And all the while, his wife had opposed him like one of the great demons of hell. Strange, like a bird of prey, with the fascinating beauty and abstraction of a hawk, she had beat against the bars of his philanthropy, and like a hawk in a cage, she had sunk into silence. By force of circumstance, because all the world combined to make the cage unbreakable, he had been too strong for her, he had kept her prisoner. And because she was his prisoner, his passion for her had always remained keen as death. He had always loved her, loved her with intensity. Within the cage, she was denied nothing, she was given all licence.
But she had gone almost mad. Of wild and overweening temper, she could not bear the humiliation of her husband’s soft, half-appealing kindness to everybody. He was not deceived by the poor. He knew they came and sponged on him, and whined to him, the worse sort; the majority, luckily for him, were much too proud to ask for anything, much too independent to come knocking at his door. But in Beldover, as everywhere else, there were the whining, parasitic, foul human beings who come crawling after charity, and feeding on the living body of the public like lice. A kind of fire would go over Christiana Crich’s brain, as she saw two more pale-faced, creeping women in objectionable black clothes, cringing lugubriously up the drive to the door. She wanted to set the dogs on them, “Hi Rip! Hi Ring! Ranger! At ’em boys, set ’em off.” But Crowther, the butler, with all the rest of the servants, was Mr Crich’s man. Nevertheless, when her husband was away, she would come down like a wolf on the crawling supplicants:
“What do you people want? There is nothing for you here. You have no business on the drive at all. Simpson, drive them away and let no more of them through the gate.”
The servants had to obey her. And she would stand watching with an eye like the eagle’s, whilst the groom in clumsy confusion drove the lugubrious persons down the drive, as if they were rusty fowls, scuttling before him.
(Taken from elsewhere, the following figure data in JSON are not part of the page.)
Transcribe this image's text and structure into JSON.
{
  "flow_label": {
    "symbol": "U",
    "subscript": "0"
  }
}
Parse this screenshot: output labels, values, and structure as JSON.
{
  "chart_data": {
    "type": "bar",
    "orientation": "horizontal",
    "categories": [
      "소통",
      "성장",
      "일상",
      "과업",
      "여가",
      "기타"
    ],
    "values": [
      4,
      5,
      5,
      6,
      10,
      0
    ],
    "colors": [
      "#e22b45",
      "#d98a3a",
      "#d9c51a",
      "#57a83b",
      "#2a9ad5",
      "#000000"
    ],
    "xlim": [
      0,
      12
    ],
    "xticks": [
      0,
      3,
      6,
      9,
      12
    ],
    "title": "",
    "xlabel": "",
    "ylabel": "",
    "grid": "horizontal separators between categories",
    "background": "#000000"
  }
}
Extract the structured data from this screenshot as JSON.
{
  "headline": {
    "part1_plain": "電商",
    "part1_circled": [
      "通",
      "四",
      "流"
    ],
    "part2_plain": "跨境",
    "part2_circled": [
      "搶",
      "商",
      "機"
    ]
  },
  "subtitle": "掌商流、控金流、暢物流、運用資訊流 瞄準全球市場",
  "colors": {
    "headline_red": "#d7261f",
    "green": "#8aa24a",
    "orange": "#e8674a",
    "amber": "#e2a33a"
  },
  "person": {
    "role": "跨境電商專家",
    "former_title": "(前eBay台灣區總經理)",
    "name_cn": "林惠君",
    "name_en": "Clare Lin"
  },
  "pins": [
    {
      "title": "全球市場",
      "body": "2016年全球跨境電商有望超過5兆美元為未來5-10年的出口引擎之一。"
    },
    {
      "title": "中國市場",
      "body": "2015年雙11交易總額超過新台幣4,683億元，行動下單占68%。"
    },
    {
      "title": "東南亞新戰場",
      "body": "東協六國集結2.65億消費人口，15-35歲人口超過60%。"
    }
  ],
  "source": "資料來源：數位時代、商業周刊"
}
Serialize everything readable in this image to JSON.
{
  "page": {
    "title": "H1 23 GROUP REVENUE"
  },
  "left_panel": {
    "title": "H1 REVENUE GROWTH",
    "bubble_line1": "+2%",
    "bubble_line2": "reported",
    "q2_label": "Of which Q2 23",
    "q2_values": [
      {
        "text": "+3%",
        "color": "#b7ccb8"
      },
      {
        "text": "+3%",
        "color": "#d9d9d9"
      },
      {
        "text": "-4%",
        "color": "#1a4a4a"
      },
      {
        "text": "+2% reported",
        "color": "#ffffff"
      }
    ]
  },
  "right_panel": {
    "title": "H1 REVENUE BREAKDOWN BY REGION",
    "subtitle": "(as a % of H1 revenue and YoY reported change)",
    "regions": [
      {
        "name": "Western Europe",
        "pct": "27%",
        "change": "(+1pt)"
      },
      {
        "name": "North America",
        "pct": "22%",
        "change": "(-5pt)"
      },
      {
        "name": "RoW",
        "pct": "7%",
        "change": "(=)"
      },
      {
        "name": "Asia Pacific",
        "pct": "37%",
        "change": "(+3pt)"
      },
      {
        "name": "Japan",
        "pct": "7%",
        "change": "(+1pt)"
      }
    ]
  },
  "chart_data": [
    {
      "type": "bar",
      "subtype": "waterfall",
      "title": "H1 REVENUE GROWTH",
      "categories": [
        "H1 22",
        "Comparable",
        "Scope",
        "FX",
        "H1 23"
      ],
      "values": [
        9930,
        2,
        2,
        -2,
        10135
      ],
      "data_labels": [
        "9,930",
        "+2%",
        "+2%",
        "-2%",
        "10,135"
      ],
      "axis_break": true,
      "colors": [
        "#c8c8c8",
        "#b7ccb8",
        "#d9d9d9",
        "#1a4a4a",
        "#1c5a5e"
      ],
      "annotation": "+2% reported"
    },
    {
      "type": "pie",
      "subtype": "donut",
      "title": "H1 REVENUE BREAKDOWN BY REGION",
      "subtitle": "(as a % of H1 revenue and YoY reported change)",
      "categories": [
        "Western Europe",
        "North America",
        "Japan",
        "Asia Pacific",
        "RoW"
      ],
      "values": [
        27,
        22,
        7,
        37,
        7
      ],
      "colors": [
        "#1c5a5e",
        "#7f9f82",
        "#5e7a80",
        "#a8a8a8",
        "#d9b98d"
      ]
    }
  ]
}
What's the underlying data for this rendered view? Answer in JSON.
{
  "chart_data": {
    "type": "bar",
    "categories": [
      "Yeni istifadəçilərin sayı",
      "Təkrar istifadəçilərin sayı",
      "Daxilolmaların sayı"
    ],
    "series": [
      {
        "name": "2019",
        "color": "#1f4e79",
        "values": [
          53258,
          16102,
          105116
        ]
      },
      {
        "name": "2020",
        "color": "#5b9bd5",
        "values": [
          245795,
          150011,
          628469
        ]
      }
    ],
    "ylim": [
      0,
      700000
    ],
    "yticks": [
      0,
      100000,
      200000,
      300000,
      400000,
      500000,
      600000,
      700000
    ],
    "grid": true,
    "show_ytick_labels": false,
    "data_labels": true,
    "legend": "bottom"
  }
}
But they learned to know, from the lodge-keeper, when Mrs Crich was away, and they timed their visits. How many times, in the first years, would Crowther knock softly at the door: “Person to see you, sir.”
“What name?”
“Grocock, sir.”
“What do they want?” The question was half impatient, half gratified. He liked hearing appeals to his charity.
“About a child, sir.”
“Show them into the library, and tell them they shouldn’t come after eleven o’clock in the morning.”